Impromptu has received mixed to favorable reviews. According to the review aggregator website, Rotten Tomatoes, the film has a 75% approval rating and an average score of 5.9/10 based on 16 reviews. Jeff Millar of the Houston Chronicle wrote that the film is "a zingy, impudent little essay on gender, with the exquisitely confusing George Sand at its center." Roger Ebert of the Chicago Sun-Times awarded the film 3/4 stars, writing, "The film has little serious interest in George Sand, and almost none in the novels that are all that remain of her, but diverts itself with scandal, atmosphere, location, and witty repartee."
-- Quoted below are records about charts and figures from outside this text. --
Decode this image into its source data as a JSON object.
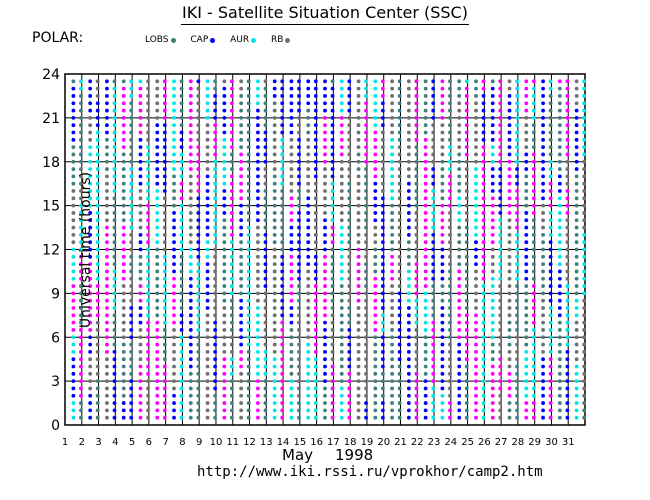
{
  "title": "IKI - Satellite Situation Center (SSC)",
  "satellite": "POLAR:",
  "legend": [
    {
      "label": "LOBS",
      "color": "#3f7f7f"
    },
    {
      "label": "CAP",
      "color": "#0000ff"
    },
    {
      "label": "AUR",
      "color": "#00e6e6"
    },
    {
      "label": "RB",
      "color": "#707070"
    }
  ],
  "extra_color": "#ff00ff",
  "footer": {
    "month": "May",
    "year": "1998",
    "url": "http://www.iki.rssi.ru/vprokhor/camp2.htm"
  },
  "chart_data": {
    "type": "scatter",
    "title": "IKI - Satellite Situation Center (SSC)",
    "ylabel": "Universal time (hours)",
    "xlabel": "May 1998",
    "ylim": [
      0,
      24
    ],
    "y_ticks": [
      "0",
      "3",
      "6",
      "9",
      "12",
      "15",
      "18",
      "21",
      "24"
    ],
    "x_ticks": [
      "1",
      "2",
      "3",
      "4",
      "5",
      "6",
      "7",
      "8",
      "9",
      "10",
      "11",
      "12",
      "13",
      "14",
      "15",
      "16",
      "17",
      "18",
      "19",
      "20",
      "21",
      "22",
      "23",
      "24",
      "25",
      "26",
      "27",
      "28",
      "29",
      "30",
      "31"
    ],
    "grid": true,
    "sample_step_hours": 0.5,
    "series_colors": [
      "#3f7f7f",
      "#0000ff",
      "#00e6e6",
      "#707070",
      "#ff00ff"
    ],
    "regions_note": "Each day shows two columns of dots colored by magnetospheric region along the orbit"
  }
}
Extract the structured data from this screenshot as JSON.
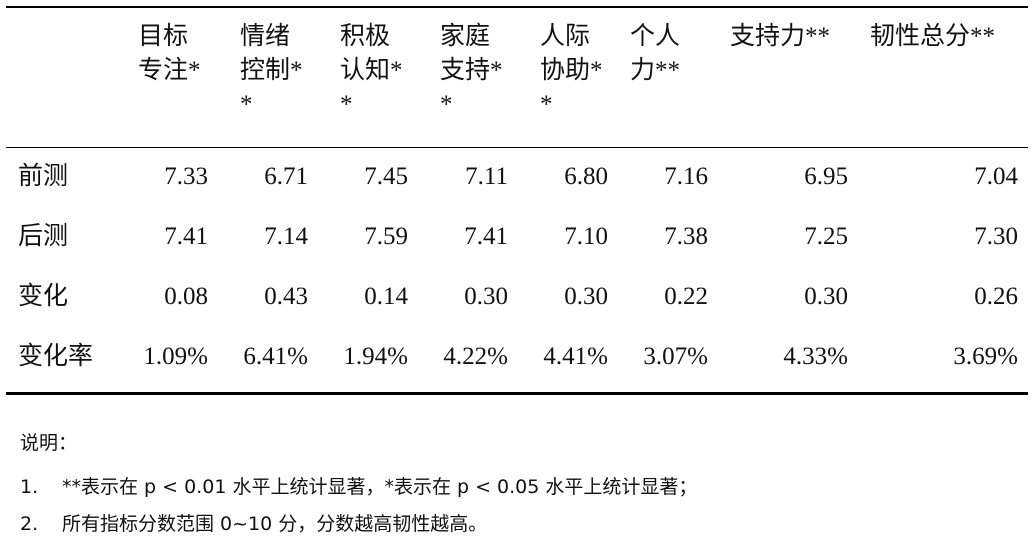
{
  "table": {
    "header": [
      "",
      "目标专注*",
      "情绪控制**",
      "积极认知**",
      "家庭支持**",
      "人际协助**",
      "个人力**",
      "支持力**",
      "韧性总分**"
    ],
    "rows": [
      [
        "前测",
        "7.33",
        "6.71",
        "7.45",
        "7.11",
        "6.80",
        "7.16",
        "6.95",
        "7.04"
      ],
      [
        "后测",
        "7.41",
        "7.14",
        "7.59",
        "7.41",
        "7.10",
        "7.38",
        "7.25",
        "7.30"
      ],
      [
        "变化",
        "0.08",
        "0.43",
        "0.14",
        "0.30",
        "0.30",
        "0.22",
        "0.30",
        "0.26"
      ],
      [
        "变化率",
        "1.09%",
        "6.41%",
        "1.94%",
        "4.22%",
        "4.41%",
        "3.07%",
        "4.33%",
        "3.69%"
      ]
    ]
  },
  "notes": {
    "title": "说明：",
    "items": [
      {
        "number": "1.",
        "text": "**表示在 p < 0.01 水平上统计显著，*表示在 p < 0.05 水平上统计显著；"
      },
      {
        "number": "2.",
        "text": "所有指标分数范围 0~10 分，分数越高韧性越高。"
      }
    ]
  }
}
Janet Maslin of The New York Times gave the film a positive review, likening it to the films of Ken Russell. Speaking of director James Lapine's approach, Maslin said, "Handling this material playfully, he tosses together the film's artistic luminaries and allows them to indulge in outrageous antics, like the scene that finds Sand pleading for Chopin's affections and telling him she needs only a minute of his time to explain her feelings." The New Yorker reviewer wrote that the film was "an ebullient and absurdly entertaining account of the famous love affair of George Sand and Frédéric Chopin. ...The historical figures in this movie are cartoons, but they’re cartoons with recognizable human qualities, and the actors look as if they were having a wonderful time charging around in their period costumes. Hugh Grant’s Chopin is a brilliant caricature of the Romantic ideal of the artist; he gives the character an air of befuddled unworldliness, and punctuates his readings with delicately timed tubercular coughs. Judy Davis plays Sand—a great actress in a great role."